Light management is direction-sensitive, Because local sunrise lands at very different positions on the circadian clock for eastbound versus westbound travelers, the timing of light-seeking and light-avoidance must be calibrated to both the direction and magnitude of travel. Generic advice to “get morning sunlight” can help or hurt depending on how many time zones were crossed and in which direction.
Key Takeaways
- The human circadian clock has a natural period of ~24.2 hours, creating a built-in bias toward delay.
- Delaying the clock is physiologically easier: ~9.6 hours in four days versus ~6.2 hours for advancing under optimized conditions.
- Eastbound travel (requiring the clock to advance) is harder: adaptation is slower, wrong-way shifting is possible for large crossings, difficulty falling asleep is common, and local morning light may oppose adaptation.
- Westbound travel (requiring the clock to delay) is faster but still produces early awakening and premature evening sleepiness.

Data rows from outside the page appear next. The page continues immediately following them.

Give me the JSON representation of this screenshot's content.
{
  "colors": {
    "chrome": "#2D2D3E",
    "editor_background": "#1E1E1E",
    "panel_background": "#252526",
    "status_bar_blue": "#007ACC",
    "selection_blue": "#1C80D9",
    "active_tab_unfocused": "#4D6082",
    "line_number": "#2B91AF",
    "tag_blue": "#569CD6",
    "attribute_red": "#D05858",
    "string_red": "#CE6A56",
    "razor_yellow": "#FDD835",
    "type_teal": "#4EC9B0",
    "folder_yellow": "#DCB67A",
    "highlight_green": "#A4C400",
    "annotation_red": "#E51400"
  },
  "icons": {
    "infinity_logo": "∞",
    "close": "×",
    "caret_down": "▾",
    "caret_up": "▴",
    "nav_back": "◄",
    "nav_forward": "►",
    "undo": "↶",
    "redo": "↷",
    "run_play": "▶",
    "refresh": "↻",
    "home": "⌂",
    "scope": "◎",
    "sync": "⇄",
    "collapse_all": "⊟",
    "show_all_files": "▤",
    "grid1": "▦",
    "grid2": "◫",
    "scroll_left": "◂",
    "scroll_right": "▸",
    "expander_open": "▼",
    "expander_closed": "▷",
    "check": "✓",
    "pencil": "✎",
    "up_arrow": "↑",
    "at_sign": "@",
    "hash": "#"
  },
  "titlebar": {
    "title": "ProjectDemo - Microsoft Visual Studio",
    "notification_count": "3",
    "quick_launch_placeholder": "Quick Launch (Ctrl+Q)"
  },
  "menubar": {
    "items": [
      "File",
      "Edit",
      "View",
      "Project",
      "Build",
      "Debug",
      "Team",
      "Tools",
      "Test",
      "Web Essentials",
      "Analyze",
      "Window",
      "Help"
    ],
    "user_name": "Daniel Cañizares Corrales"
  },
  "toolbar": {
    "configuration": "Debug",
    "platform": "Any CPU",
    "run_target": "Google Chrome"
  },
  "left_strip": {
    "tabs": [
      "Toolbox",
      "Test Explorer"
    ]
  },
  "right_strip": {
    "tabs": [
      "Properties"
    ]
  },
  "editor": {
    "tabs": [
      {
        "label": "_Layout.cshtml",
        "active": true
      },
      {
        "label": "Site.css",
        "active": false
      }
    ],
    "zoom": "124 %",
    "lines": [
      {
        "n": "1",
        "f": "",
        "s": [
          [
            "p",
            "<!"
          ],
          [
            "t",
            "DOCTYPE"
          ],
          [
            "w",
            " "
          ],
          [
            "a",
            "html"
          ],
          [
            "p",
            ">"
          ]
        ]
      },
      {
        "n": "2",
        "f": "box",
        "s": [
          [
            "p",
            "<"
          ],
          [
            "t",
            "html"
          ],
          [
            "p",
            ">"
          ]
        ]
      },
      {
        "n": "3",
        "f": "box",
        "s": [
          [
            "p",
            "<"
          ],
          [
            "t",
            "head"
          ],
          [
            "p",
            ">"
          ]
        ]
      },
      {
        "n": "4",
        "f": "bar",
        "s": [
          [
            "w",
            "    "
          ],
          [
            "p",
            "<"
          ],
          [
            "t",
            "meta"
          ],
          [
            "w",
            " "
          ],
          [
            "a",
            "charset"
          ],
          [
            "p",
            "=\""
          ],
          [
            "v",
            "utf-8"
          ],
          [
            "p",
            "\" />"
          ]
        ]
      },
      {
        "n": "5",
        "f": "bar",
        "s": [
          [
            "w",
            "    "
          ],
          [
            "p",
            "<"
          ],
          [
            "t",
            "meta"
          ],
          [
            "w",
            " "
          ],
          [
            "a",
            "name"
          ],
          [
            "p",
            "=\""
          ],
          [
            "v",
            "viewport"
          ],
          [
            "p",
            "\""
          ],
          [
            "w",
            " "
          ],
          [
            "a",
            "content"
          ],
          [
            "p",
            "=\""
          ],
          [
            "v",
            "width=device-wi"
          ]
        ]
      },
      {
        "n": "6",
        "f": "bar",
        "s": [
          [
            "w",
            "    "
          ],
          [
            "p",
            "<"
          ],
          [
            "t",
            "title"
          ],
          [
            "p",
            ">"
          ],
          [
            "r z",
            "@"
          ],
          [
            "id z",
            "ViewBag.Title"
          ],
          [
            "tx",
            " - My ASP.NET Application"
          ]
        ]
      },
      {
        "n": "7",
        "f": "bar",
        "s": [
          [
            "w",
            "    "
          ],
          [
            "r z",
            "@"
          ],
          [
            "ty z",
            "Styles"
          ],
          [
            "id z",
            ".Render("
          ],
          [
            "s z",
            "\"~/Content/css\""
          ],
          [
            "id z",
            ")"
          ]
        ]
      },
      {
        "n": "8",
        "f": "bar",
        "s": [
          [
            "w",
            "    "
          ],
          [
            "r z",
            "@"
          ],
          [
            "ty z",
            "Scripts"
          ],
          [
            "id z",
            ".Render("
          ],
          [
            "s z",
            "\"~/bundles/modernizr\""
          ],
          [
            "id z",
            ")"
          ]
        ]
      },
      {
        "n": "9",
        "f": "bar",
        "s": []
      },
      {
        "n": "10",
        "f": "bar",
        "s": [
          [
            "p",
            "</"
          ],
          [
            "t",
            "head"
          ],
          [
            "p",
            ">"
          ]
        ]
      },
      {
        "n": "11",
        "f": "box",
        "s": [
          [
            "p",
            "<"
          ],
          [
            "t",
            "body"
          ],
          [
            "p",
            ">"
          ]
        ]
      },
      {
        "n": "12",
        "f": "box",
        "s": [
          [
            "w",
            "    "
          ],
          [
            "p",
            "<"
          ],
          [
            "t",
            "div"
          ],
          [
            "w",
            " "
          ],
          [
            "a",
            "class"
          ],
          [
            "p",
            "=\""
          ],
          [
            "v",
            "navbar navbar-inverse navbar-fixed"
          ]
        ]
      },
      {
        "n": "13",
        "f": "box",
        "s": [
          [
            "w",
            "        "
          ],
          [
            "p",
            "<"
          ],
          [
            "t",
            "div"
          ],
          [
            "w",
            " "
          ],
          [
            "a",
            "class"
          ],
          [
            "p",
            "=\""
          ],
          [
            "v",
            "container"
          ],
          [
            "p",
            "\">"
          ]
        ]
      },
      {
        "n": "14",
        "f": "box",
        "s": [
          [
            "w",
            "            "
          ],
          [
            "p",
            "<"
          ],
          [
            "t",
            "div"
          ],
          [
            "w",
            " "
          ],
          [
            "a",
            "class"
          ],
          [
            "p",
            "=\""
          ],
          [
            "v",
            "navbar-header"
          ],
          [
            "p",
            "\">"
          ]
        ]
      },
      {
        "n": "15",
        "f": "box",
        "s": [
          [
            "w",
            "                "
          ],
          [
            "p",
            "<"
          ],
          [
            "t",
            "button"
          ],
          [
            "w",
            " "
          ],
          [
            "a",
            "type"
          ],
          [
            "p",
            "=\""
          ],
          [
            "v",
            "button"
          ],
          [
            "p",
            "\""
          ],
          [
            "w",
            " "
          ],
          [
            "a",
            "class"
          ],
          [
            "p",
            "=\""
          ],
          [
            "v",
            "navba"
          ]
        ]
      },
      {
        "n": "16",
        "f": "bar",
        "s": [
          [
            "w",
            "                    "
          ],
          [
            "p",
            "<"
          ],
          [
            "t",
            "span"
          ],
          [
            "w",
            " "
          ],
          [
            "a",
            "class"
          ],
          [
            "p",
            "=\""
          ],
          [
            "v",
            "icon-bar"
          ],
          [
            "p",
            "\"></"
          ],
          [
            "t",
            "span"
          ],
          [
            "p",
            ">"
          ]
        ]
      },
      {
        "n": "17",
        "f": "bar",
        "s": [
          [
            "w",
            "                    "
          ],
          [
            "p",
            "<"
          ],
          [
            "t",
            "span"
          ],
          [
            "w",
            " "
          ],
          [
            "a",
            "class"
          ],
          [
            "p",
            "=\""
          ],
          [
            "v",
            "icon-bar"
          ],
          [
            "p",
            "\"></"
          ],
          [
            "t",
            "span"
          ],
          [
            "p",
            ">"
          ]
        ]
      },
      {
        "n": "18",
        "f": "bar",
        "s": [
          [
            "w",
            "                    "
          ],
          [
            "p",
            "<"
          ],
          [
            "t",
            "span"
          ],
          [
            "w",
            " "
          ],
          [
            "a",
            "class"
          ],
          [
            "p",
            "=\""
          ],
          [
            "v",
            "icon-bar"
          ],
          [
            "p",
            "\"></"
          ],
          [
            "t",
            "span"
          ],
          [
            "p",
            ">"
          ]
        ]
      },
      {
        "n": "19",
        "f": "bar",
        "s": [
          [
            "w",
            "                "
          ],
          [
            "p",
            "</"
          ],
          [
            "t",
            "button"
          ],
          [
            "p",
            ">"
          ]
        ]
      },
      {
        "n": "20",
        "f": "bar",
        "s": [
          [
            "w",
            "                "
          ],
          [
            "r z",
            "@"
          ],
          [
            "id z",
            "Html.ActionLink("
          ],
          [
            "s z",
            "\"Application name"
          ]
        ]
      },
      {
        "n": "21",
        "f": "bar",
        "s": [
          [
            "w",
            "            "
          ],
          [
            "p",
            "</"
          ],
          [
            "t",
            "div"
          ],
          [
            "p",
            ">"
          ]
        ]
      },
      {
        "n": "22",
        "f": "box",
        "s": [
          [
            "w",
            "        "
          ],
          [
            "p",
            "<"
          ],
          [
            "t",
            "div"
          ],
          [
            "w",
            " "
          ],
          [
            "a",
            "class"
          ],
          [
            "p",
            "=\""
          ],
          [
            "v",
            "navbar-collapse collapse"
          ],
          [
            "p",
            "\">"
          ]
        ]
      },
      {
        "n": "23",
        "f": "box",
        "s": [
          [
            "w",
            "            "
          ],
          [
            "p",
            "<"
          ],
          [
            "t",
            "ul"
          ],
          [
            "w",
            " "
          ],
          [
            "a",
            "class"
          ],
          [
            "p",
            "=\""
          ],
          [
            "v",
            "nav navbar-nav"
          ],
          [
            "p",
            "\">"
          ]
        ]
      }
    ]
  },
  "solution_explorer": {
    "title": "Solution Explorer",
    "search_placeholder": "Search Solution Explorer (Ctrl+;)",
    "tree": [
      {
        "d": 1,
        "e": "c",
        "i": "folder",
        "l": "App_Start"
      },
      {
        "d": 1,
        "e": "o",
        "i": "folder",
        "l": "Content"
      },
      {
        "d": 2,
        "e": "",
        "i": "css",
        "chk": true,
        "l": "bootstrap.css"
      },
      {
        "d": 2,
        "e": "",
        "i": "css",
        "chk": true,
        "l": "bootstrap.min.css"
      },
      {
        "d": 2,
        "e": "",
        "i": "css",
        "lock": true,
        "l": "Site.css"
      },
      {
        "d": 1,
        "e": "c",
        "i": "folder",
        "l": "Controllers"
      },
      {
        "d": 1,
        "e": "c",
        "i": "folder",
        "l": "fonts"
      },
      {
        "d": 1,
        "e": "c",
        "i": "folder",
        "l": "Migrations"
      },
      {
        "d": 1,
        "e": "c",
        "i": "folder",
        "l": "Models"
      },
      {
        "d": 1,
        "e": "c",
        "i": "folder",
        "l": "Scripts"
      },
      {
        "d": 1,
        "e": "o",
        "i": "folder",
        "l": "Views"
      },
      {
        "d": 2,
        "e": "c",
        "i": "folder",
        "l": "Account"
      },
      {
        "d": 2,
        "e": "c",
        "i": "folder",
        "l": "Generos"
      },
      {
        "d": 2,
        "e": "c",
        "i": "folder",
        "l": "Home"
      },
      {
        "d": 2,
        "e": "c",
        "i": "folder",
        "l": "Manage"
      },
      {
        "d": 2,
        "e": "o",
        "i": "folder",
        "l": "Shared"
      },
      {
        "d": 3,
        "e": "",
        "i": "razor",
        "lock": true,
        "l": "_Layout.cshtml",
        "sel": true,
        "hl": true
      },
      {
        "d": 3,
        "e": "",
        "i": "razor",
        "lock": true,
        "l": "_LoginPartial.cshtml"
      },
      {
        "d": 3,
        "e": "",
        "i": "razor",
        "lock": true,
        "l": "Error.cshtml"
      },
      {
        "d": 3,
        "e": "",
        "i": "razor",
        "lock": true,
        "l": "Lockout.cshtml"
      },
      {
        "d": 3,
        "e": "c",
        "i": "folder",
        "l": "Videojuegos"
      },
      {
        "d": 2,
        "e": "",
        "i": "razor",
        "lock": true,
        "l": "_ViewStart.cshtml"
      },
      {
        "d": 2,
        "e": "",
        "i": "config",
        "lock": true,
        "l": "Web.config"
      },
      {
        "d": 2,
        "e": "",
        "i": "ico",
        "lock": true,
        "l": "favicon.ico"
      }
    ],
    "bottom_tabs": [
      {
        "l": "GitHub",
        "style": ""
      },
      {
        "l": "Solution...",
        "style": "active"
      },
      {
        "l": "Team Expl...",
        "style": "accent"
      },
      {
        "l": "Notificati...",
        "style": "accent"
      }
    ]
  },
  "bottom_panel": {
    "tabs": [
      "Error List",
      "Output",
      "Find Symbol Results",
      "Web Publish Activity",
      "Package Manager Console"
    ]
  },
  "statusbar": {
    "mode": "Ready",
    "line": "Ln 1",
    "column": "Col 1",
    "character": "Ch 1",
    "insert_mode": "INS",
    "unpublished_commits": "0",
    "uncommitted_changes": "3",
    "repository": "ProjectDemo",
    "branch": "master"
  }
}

- For crossings of 8 or more time zones eastward, delaying all the way around may be the better strategy.
- Pre-flight shifting is especially valuable before eastbound trips.
- Light management must be direction-specific; generic sunlight advice can backfire after eastbound travel.
References
- Czeisler, C. A., Duffy, J. F., Shanahan, T. L., Brown, E. N., Mitchell, J. F., Rimmer, D. W., … Ronda, J. M. (1999). Stability, precision, and near-24-hour period of the human circadian pacemaker. Science, 284(5423), 2177–2181.
- Eastman, C. I., & Burgess, H. J. (2009). How to travel the world without jet lag. Sleep Medicine Clinics, 4(2), 241–255.
- Eastman, C. I., Gazda, C. J., Burgess, H. J., Crowley, S. J., & Fogg, L. F. (2005). Advancing circadian rhythms before eastward flight: A strategy to prevent or reduce jet lag. Sleep, 28(1), 33–44.
- Khalsa, S. B. S., Jewett, M. E., Cajochen, C., & Czeisler, C. A. (2003). A phase response curve to single bright light pulses in human subjects. Journal of Physiology, 549(3), 945–952.
- Roach, G. D., & Sargent, C. (2019). Interventions to minimize jet lag after westward and eastward flight. Frontiers in Physiology, 10, 927.
- Sack, R. L. (2010). Jet lag. New England Journal of Medicine, 362(5), 440–447.
- Takahashi, T., Sasaki, M., Itoh, H., Ozone, M., Yamadera, W., Hayashida, K., … Shibui, K. (2001). Re-entrainment of the circadian rhythm of plasma melatonin in an 11-h eastward bound flight. Psychiatry and Clinical Neurosciences, 55(3), 275–276.